My personal opinion of Carlyle is
positive (perhaps, because I have not read his Reminiscences?). I
believe that his analysis of metaphors as the starting point of language is a
stroke of genius, and a writer who can boast of a single paragraph, or even a
single sentence of such profundity, deserves an undying respect in all
eternity. But there are many more strikingly sharp observations to his credit,
which are so numerous that I am not going to quote even my favorite ones,
forcefully limiting myself to just three at random:
A
person who is gifted sees the essential point, and leaves the rest as surplus. This
has been my principle in all reading and learning since childhood; this trait
of mine has been lavishly praised by Grigori Permyakov, who loved it when I
dismissed all his proud technicalities of structural paroemiology as inessential…
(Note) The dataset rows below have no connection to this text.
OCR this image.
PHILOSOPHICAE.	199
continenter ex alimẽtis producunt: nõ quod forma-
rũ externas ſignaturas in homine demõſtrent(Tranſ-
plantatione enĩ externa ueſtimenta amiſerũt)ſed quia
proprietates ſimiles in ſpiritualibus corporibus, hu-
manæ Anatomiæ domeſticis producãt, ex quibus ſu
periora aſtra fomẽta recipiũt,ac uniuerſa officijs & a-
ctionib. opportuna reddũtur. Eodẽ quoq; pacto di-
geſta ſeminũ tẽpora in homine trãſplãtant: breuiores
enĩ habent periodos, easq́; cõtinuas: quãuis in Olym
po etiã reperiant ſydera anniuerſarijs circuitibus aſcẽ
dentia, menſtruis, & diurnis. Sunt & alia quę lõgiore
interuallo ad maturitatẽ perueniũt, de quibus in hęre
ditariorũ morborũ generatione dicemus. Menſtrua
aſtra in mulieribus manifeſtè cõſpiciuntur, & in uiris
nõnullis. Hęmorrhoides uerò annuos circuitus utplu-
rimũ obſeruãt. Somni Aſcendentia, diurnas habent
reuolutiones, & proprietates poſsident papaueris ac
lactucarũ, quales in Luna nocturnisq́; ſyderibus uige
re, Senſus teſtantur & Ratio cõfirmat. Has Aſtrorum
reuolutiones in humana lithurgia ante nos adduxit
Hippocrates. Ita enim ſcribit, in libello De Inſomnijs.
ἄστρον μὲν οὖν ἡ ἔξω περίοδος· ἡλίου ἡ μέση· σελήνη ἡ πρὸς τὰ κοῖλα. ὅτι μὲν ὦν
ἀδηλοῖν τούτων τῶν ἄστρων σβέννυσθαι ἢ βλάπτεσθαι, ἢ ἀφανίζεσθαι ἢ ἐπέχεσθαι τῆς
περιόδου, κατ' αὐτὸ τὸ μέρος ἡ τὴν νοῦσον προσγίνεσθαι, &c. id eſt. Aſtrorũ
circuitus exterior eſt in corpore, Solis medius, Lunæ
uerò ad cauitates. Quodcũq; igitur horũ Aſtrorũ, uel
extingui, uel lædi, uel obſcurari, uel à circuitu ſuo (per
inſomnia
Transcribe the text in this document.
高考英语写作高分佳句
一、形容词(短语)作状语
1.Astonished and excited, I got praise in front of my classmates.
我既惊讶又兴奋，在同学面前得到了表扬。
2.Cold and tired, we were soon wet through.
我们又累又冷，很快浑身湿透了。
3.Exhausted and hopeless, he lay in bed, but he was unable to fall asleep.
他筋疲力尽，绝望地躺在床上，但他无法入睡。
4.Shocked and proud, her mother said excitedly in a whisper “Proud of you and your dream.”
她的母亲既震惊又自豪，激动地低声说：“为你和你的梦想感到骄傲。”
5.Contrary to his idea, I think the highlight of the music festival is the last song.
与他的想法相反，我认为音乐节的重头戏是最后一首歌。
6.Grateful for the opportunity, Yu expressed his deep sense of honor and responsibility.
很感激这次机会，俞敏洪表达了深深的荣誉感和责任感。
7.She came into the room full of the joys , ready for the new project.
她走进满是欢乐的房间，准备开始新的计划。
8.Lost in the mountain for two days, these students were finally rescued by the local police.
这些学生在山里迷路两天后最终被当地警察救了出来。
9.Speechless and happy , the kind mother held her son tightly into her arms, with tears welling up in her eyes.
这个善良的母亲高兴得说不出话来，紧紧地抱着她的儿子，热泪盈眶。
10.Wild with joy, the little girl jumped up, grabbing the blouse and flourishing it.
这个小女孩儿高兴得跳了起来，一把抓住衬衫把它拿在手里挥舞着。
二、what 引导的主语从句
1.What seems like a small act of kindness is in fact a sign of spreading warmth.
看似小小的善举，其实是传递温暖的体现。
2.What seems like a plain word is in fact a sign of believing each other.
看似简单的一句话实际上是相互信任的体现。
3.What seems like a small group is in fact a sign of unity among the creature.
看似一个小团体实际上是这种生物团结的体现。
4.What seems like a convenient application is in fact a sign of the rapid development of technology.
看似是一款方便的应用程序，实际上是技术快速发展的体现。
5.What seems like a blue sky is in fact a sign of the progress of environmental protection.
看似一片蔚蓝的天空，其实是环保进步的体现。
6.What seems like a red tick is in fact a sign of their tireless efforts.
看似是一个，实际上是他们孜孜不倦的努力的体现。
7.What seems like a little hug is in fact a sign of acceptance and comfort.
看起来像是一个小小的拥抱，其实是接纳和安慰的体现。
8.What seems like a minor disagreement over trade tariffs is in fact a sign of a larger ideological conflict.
Thus Carlyle strikes an exquisitely harmonious chord in my psyche with this
aphorism of his.
A
strong mind always hopes, and has always cause to hope. This is nice
and therapeutic for me: no matter what happened in the course of my life, at
least I have a strong mind, according to Carlyle. (Should I note, for the
record, that my comment here was tongue-in cheek?)
Blessed
is he who has found his work; let him ask for no other blessedness. A
very comforting thought for me too, to stick to!
Postscript: Yes, I do love Thomas
Carlyle, and not only for the fact that he was Scottish. Perhaps, when this
material undergoes its long-promised grand revision, I ought to give him far
more attention than what so far has been the case!